SRA880, in vitro characterization of the first non-peptide somatostatin sst(1) receptor antagonist

• Published in: Neuroscience letters Vol. 361; no. 1-3; pp. 132 - 135
• Main Authors: Hoyer, D, Nunn, C, Hannon, J, Schoeffter, P, Feuerbach, D, Schuepbach, E, Langenegger, D, Bouhelal, R, Hurth, K, Neumann, P, Troxler, T, Pfaeffli, P
• Format: Journal Article
• Language: English
• Published: Ireland 06.05.2004
• Subjects: Animals; Binding, Competitive - drug effects; Binding, Competitive - physiology; Biological Assay; Cells, Cultured; CHO Cells; Cricetinae; Cyclic AMP - metabolism; Fibroblasts - cytology; Fibroblasts - drug effects; Guanosine 5'-O-(3-Thiotriphosphate) - metabolism; Heterocyclic Compounds, 4 or More Rings - chemistry; Heterocyclic Compounds, 4 or More Rings - pharmacology; Humans; Mice; Molecular Structure; Piperazines - chemistry; Piperazines - pharmacology; Quinolines - chemistry; Quinolines - pharmacology; Radioligand Assay; Rats; Receptors, Neurotransmitter - drug effects; Receptors, Neurotransmitter - metabolism; Receptors, Somatostatin - antagonists & inhibitors; Receptors, Somatostatin - metabolism; Somatostatin - pharmacology
• ISSN: 0304-3940
• DOI: 10.1016/j.neulet.2004.02.017

This report describes the in vitro features of the first somatostatin sst(1) receptor selective non-peptide antagonist, SRA880 ([3R,4aR,10aR]-1,2,3,4,4a,5,10,10a-Octahydro-6-methoxy-1-methyl-benz[g] quinoline-3-carboxylic-acid-4-(4-nitro-phenyl)-piperazine-amide, hydrogen malonate).

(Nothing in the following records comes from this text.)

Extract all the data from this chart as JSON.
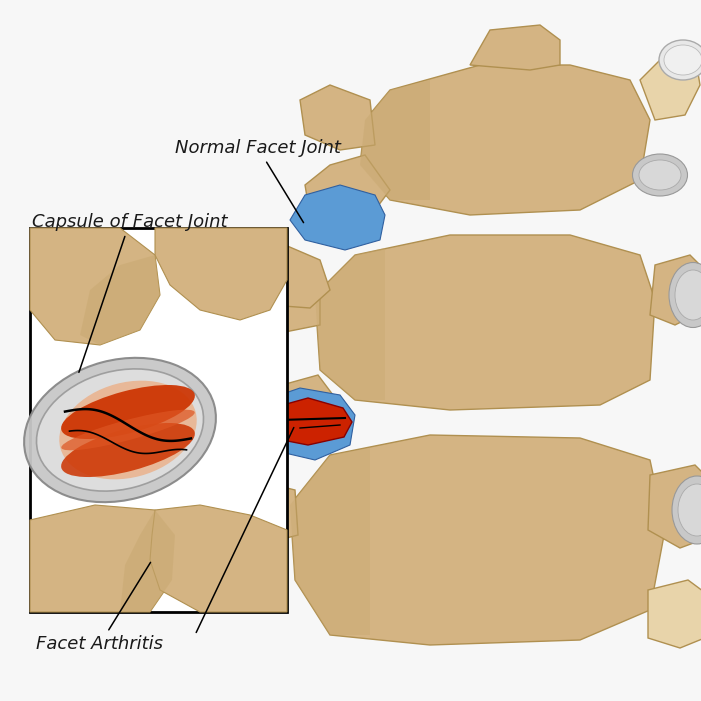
{
  "bg_color": "#f7f7f7",
  "labels": {
    "normal_facet_joint": "Normal Facet Joint",
    "capsule_of_facet_joint": "Capsule of Facet Joint",
    "facet_arthritis": "Facet Arthritis"
  },
  "bone_color": "#d4b483",
  "bone_light": "#e8d4aa",
  "bone_mid": "#c8a870",
  "disc_blue": "#5b9bd5",
  "grey_light": "#c8c8c8",
  "grey_dark": "#888888",
  "red_color": "#cc2200",
  "orange_red": "#dd5500",
  "peach_color": "#e8b898",
  "dark_red": "#880000",
  "font_size": 13,
  "font_style": "italic",
  "text_color": "#1a1a1a"
}
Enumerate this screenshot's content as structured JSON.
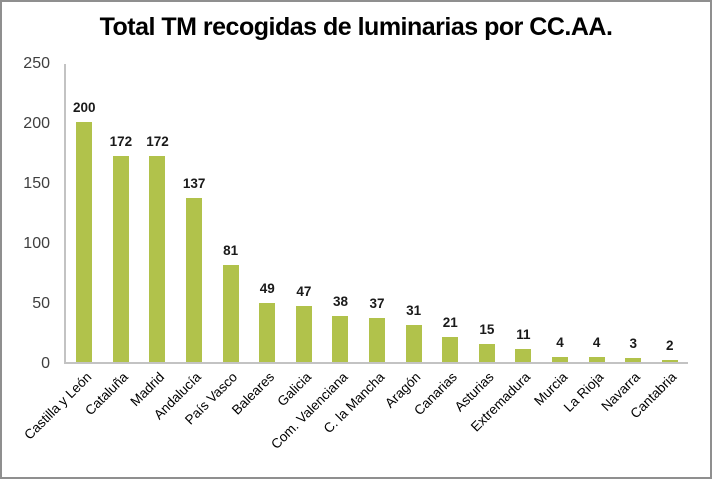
{
  "chart_data": {
    "type": "bar",
    "title": "Total TM recogidas de luminarias por CC.AA.",
    "categories": [
      "Castilla y León",
      "Cataluña",
      "Madrid",
      "Andalucía",
      "País Vasco",
      "Baleares",
      "Galicia",
      "Com. Valenciana",
      "C. la Mancha",
      "Aragón",
      "Canarias",
      "Asturias",
      "Extremadura",
      "Murcia",
      "La Rioja",
      "Navarra",
      "Cantabria"
    ],
    "values": [
      200,
      172,
      172,
      137,
      81,
      49,
      47,
      38,
      37,
      31,
      21,
      15,
      11,
      4,
      4,
      3,
      2
    ],
    "xlabel": "",
    "ylabel": "",
    "ylim": [
      0,
      250
    ],
    "yticks": [
      0,
      50,
      100,
      150,
      200,
      250
    ],
    "grid": false,
    "legend": false,
    "data_labels": true,
    "colors": {
      "bar": "#b1c24b",
      "title": "#000000",
      "value_label": "#1a1a1a",
      "tick_label": "#3f3f3f",
      "axis_line": "#c3c3c3",
      "frame_border": "#8f8f8f",
      "background": "#ffffff"
    }
  }
}
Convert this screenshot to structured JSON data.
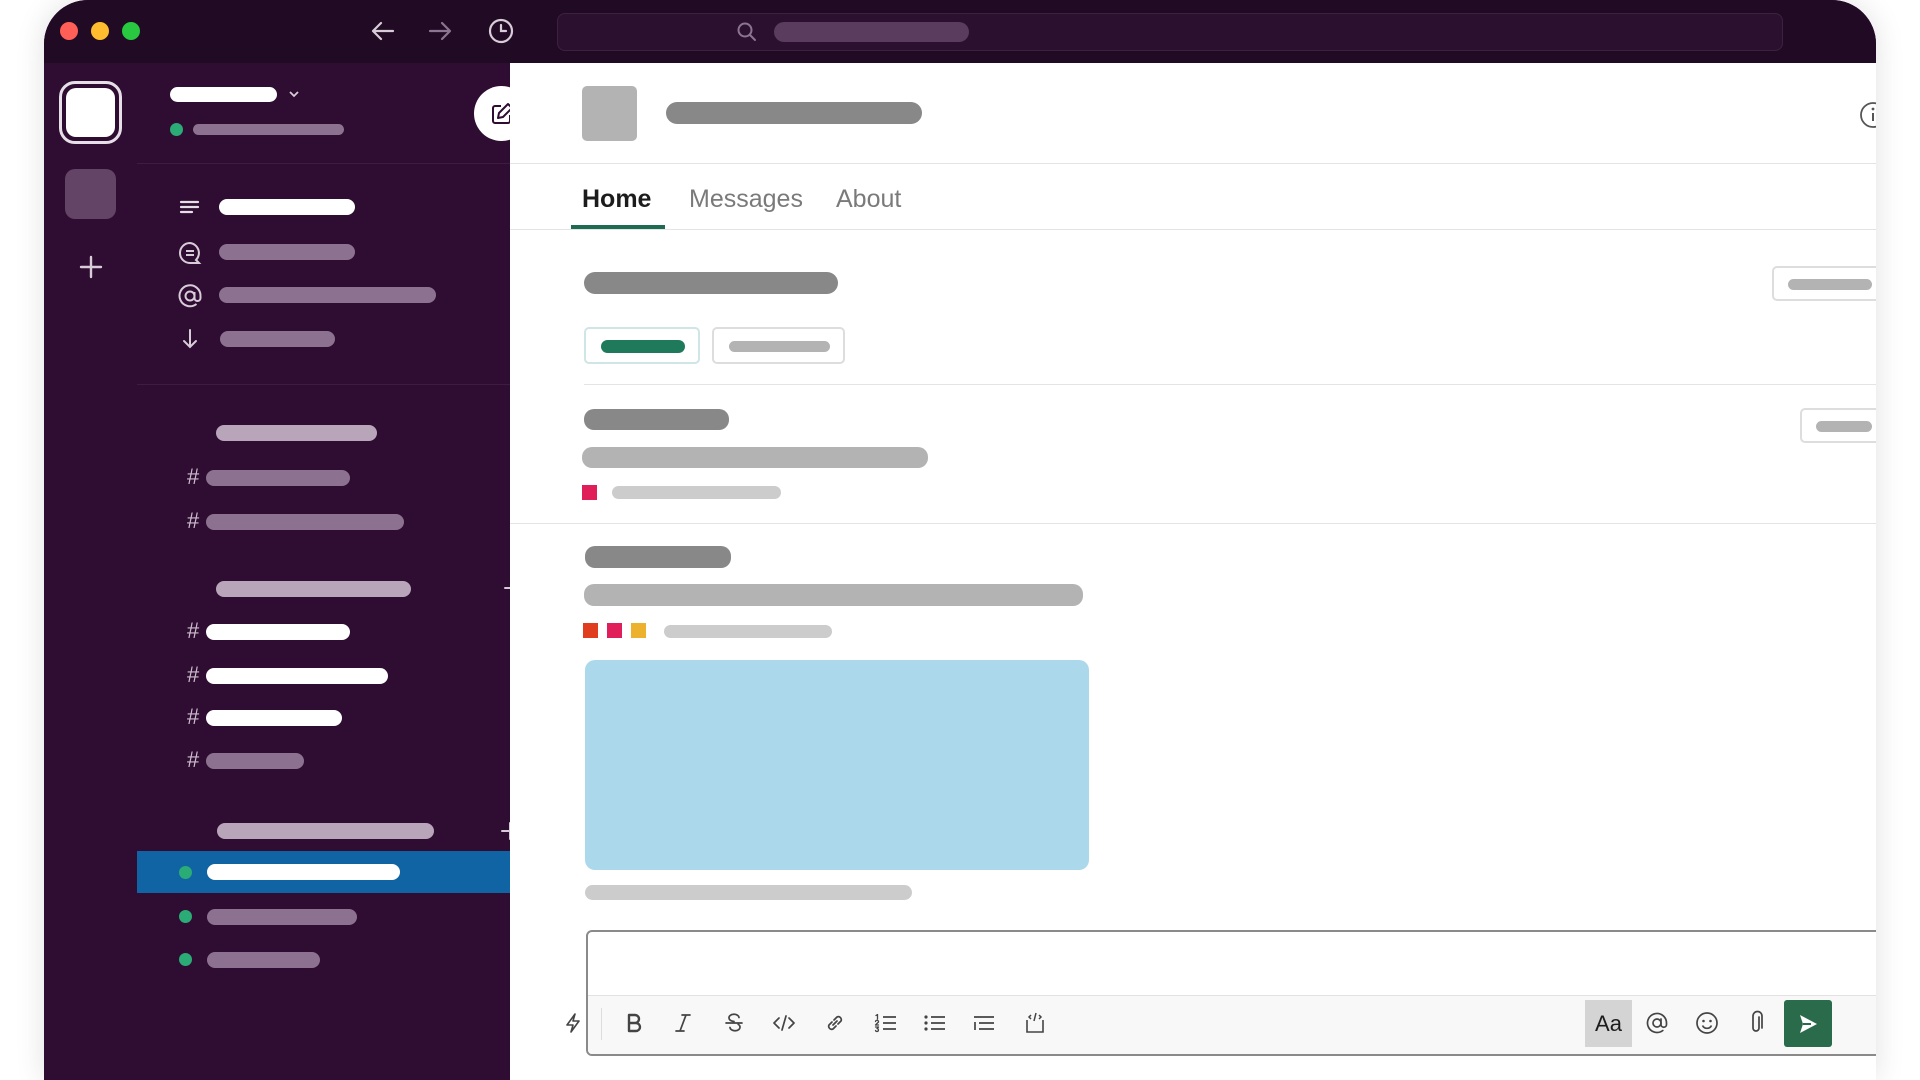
{
  "window": {
    "traffic_lights": [
      "#ff5f57",
      "#febc2e",
      "#28c840"
    ],
    "nav_icons": [
      "arrow-left-icon",
      "arrow-right-icon",
      "history-clock-icon"
    ],
    "search_icon": "search-icon"
  },
  "colors": {
    "sidebar_bg": "#2f0c31",
    "titlebar_bg": "#210a23",
    "selected_row": "#1164a3",
    "presence_green": "#2bac76",
    "accent_green": "#1e7a5a",
    "send_green": "#2a6b4c",
    "image_placeholder": "#acd8ec",
    "tag_colors": [
      "#e03d1f",
      "#e01e5a",
      "#ecb22e"
    ]
  },
  "sidebar": {
    "nav_icons": [
      "threads-icon",
      "dm-bubble-icon",
      "mentions-at-icon",
      "downloads-arrow-icon"
    ],
    "compose_icon": "compose-icon"
  },
  "main": {
    "tabs": [
      {
        "label": "Home",
        "active": true
      },
      {
        "label": "Messages",
        "active": false
      },
      {
        "label": "About",
        "active": false
      }
    ],
    "info_icon": "info-icon"
  },
  "composer": {
    "text_style_label": "Aa",
    "toolbar_icons": [
      "shortcuts-lightning-icon",
      "bold-icon",
      "italic-icon",
      "strikethrough-icon",
      "code-icon",
      "link-icon",
      "ordered-list-icon",
      "bulleted-list-icon",
      "blockquote-icon",
      "code-block-icon"
    ],
    "right_icons": [
      "mention-icon",
      "emoji-icon",
      "attach-icon",
      "send-icon"
    ]
  }
}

SRA was evaluated in a number of in vitro systems of various species, both at native and recombinant receptors, using radioligand binding and second messenger/transduction studies. SRA880 has high affinity for native rat, mouse, monkey and human cerebral cortex somatostatin sst(1) receptors (pK(d) = 7.8-8.6) and for human recombinant sst(1) receptors (pK(d) = 8.0-8.1). SRA880 displayed significantly lower affinity for the other human recombinant somatostatin receptors ( pK(d) < or = 6.0) or a wide range of neurotransmitter receptors, except for the human dopamine D4 receptors. SRA880 was characterized in various transduction assays: somatotropin release inhibiting factor (SRIF) induced inhibition of forskolin-stimulated cAMP accumulation, SRIF stimulated-GTPgammaS binding, and SRIF stimulated luciferase gene expression; in all tests, SRA880 was devoid of intrinsic activity and acted as an apparently surmountable antagonist with pK(B) values of 7.5-7.7. Combined with the data from binding studies, these results suggest that SRA880 acts as a competitive antagonist. Thus, SRA880 is the first non-peptide somatostatin sst(1) receptor antagonist to be reported; SRA880 will be a useful tool for the characterization of somatostatin sst(1) receptor-mediated effects both in vitro and in vivo.